Guilherme, para surpresa de Mauro, disse-lhe, com voz calma, em tom firme:

– Você já se olhou no espelho? Você parece um rebento do cruzamento de Quasímodo, o corcunda de Notre Dame, com o Sméagol, o monstrinho do Senhor dos Anéis.

Mauro, de imediato, disparou-lhe um soco; Guilherme aparou-o, e encaixou-lhe um soco no peito, e se pôs de modo a dissuadi-lo de querer uma briga. Mauro, ciente de que não poderia sobrepujar Guilherme, mão direita a massagear o peito no ponto que Guilherme lho atingira, afastou-se dele, esbravejando:

– Idiota! Imbecil! Idiota! Nunca mais zombe de mim! Vá para o inferno, vagabundo! Vá para o inferno!

E Mauro abriu espaço pela multidão, e retirou-se do clube.

O homem que tinha boa memória

– Hoje aconteceu-me uma coisa muito interessante, Gustavo. Fui à farmácia comprar um remédio. Ao balcão, a mocinha, uma loirinha simpática, que me atendeu, perguntou-me o que eu desejava. Pensei em dizer-lhe o que, naquele momento, eu desejava, mas, como eu sou um cavalheiro, disse-lhe eu que eu desejava um remédio. E ela perguntou-me: “Qual remédio?”. “Qual remédio!?”, indaguei, no meu tom de voz habitual, mais para mim do que para ela. “É um comprimido”, disse-lhe eu, gracejando, tentando lembrar-me o nome do maldito remédio. E a loirinha perguntou-me, com aqueles olhos tão doces a olharem-me: “O senhor pode ser mais específico?”. Aquela loirinha era uma gracinha ao falar específico. Nunca vi uma mulher falar específico com tanta graça. E disse-lhe eu: “Posso. O nome do remédio começa com a letra R”. A loirinha sorriu, e perguntou-me: “O senhor pode ser mais específico?”. Que graça ela falar específico! “Mais específico do que estou sendo, impossível”, respondi-lhe, e ela sorriu. E eu, que havia me esquecido o nome do maldito remédio, disse à loirinha que eu iria telefonar para a minha esposa. E a loirinha, a educação e a simpatia em pessoa, esperou-me, pacientemente, completar a conversa com a Samantha, e dizer-lhe à ela, a loirinha que me atendeu, o nome do remédio. Disse-lho eu, e desliguei o telefone. E a loirinha providenciou-me o remédio; e paguei por ele, no caixa, retirei-me da farmácia, fui para casa o mais rápido que pude, e entreguei o remédio para a Samantha – e após uma curta pausa, para beber da cerveja, prosseguiu: – Gustavo, você sabe o que mais me chamou a atenção nesta história? A minha boa memória. Quando, ao telefone, a Samantha disse-me o nome do remédio que ela me pedira que eu lho comprasse, dele lembrei-me de imediato. Incrível, não? Que boa memória a minha!

O segredo

Uma história do Joãozinho

O pai de Joãozinho diz para Joãozinho.

– Joãozinho, amanhã será o aniversário de tua mãe. Estou preparando uma festa surpresa para ela, mas nada lhe digas, está bem?
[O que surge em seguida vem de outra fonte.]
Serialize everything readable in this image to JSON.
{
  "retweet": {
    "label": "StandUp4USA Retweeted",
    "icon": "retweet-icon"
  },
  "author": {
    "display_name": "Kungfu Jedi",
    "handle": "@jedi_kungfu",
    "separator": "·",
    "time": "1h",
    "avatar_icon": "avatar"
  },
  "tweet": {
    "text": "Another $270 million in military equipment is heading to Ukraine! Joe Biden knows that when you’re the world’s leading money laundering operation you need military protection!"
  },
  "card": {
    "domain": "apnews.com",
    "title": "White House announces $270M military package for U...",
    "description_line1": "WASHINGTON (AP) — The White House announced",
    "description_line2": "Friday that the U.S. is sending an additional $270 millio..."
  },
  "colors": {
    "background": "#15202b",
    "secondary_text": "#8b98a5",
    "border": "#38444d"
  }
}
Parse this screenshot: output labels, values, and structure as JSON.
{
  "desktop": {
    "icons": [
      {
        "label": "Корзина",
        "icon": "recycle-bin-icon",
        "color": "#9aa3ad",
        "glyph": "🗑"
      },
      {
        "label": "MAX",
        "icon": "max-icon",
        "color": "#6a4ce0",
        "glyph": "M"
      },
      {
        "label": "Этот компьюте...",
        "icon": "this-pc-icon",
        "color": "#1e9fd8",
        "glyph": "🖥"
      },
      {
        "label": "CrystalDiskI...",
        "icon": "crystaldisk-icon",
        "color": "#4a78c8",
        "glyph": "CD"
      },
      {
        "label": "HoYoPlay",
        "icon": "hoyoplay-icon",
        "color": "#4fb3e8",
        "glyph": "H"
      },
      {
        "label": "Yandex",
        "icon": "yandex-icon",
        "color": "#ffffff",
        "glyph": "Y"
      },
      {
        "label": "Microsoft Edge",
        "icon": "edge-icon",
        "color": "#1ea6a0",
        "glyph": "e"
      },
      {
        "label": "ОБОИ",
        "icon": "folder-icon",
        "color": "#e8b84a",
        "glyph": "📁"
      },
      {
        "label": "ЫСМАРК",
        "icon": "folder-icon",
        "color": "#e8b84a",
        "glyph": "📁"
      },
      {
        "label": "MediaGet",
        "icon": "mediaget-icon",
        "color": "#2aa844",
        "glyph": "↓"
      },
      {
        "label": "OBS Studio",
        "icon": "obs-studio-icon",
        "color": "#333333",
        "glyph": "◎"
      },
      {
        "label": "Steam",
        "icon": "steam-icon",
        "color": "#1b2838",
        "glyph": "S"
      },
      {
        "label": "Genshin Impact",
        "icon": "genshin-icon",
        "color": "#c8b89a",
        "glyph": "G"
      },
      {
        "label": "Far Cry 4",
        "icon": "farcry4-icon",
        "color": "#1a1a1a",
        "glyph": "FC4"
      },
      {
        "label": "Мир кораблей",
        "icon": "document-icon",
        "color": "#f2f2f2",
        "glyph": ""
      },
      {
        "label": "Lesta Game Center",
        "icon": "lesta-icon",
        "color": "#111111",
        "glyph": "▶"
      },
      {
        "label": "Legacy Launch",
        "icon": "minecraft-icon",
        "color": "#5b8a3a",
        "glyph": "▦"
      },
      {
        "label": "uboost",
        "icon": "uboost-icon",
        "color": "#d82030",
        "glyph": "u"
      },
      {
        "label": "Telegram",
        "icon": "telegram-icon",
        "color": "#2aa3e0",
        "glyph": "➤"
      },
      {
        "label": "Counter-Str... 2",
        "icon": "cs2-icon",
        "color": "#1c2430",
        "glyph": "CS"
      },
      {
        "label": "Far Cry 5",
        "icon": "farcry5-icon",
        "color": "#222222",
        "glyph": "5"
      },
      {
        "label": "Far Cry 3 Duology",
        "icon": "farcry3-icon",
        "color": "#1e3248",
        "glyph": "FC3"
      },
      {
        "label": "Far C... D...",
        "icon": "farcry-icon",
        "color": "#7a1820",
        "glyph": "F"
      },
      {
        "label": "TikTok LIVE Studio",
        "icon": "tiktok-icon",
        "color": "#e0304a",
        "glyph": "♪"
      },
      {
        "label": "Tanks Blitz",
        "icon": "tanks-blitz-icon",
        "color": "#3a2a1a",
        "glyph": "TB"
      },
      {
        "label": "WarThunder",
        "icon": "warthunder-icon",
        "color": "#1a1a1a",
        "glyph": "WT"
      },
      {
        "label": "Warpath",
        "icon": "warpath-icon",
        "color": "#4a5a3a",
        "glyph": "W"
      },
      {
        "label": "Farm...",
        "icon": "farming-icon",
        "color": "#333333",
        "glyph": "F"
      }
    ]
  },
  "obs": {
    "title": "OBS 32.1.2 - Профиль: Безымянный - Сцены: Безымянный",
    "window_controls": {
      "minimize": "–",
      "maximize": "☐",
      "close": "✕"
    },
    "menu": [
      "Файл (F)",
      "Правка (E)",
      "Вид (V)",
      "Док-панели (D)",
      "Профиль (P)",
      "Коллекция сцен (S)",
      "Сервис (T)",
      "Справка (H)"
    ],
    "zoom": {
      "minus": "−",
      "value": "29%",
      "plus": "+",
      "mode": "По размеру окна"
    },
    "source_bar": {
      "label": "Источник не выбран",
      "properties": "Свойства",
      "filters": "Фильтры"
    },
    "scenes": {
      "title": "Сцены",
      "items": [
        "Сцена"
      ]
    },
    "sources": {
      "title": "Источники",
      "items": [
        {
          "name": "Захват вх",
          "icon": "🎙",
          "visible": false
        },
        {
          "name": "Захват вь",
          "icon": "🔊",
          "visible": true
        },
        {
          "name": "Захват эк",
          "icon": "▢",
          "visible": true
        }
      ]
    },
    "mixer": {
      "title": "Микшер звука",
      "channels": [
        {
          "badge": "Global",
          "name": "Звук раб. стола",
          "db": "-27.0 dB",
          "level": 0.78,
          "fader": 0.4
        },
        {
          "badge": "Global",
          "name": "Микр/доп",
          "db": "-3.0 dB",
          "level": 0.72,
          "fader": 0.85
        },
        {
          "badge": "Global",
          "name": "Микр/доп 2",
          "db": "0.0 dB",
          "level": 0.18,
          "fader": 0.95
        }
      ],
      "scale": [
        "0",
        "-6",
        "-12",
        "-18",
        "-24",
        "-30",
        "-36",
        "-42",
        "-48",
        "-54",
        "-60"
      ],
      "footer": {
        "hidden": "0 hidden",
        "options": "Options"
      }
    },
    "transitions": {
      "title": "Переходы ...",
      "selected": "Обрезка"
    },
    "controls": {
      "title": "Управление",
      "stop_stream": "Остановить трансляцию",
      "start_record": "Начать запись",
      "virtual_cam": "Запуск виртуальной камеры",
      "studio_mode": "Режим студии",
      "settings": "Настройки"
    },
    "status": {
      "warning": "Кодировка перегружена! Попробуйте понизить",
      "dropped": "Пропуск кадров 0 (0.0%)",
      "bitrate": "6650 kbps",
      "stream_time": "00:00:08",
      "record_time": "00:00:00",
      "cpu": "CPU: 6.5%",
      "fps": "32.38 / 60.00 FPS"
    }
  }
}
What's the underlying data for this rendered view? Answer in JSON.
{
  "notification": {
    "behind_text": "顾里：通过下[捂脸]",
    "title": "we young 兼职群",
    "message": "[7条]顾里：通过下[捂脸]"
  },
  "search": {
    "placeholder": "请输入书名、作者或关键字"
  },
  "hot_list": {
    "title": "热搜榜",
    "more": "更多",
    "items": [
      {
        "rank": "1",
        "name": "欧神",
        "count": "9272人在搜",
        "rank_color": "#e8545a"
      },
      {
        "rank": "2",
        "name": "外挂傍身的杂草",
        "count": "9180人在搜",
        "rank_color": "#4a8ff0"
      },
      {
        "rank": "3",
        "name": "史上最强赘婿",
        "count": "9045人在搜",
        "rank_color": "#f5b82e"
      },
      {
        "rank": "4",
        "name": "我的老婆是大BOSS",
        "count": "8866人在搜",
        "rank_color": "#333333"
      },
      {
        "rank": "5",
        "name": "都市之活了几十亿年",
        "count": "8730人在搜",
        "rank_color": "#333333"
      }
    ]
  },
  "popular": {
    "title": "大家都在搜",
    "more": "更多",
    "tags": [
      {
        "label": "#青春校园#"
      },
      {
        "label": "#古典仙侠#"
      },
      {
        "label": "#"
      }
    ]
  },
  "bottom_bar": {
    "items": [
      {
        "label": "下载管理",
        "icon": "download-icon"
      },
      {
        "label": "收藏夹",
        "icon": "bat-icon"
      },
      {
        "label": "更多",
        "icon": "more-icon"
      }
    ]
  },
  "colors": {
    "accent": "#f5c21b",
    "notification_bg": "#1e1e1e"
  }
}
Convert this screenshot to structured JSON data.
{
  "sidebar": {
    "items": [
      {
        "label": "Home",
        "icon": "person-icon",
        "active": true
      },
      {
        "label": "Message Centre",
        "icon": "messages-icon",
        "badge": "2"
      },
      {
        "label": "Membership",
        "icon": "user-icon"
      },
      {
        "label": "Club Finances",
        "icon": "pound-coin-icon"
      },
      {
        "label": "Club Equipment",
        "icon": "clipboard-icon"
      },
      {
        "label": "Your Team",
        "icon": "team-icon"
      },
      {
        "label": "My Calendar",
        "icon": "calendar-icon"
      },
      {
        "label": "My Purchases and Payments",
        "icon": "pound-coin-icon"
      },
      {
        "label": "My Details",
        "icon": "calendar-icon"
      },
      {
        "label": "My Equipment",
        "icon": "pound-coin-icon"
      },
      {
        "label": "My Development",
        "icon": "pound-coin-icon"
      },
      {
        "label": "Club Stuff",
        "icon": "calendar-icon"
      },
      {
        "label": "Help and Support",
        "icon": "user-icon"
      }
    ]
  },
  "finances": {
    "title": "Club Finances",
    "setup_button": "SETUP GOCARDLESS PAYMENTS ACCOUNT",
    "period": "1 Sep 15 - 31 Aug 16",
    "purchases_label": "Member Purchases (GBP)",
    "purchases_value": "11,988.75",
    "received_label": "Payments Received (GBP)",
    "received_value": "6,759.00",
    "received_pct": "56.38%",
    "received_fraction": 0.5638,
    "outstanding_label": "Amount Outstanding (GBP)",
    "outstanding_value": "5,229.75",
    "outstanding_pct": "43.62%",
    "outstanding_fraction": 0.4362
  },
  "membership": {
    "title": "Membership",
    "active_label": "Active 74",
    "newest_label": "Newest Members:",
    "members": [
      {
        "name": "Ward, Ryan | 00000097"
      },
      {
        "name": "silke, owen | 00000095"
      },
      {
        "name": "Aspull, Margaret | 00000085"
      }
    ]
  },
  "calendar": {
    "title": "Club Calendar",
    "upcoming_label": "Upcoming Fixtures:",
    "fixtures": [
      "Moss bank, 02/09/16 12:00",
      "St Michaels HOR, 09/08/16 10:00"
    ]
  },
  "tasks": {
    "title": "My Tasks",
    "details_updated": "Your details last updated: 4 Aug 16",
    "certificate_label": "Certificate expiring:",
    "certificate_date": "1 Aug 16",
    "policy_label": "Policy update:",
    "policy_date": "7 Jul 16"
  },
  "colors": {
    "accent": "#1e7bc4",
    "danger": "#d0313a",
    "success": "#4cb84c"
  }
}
– Está bem – respondeu Joãozinho.

Vinte minutos depois, chega à casa a mãe de Joãozinho. Joãozinho pula-lhe aos braços, e, após dela receber um beijo caloroso, lhe diz:

– Mamãe, a senhora sabia que papai está te preparando uma festa surpresa?

– Não era para lhe contar, Joãozinho – censurou-o o pai.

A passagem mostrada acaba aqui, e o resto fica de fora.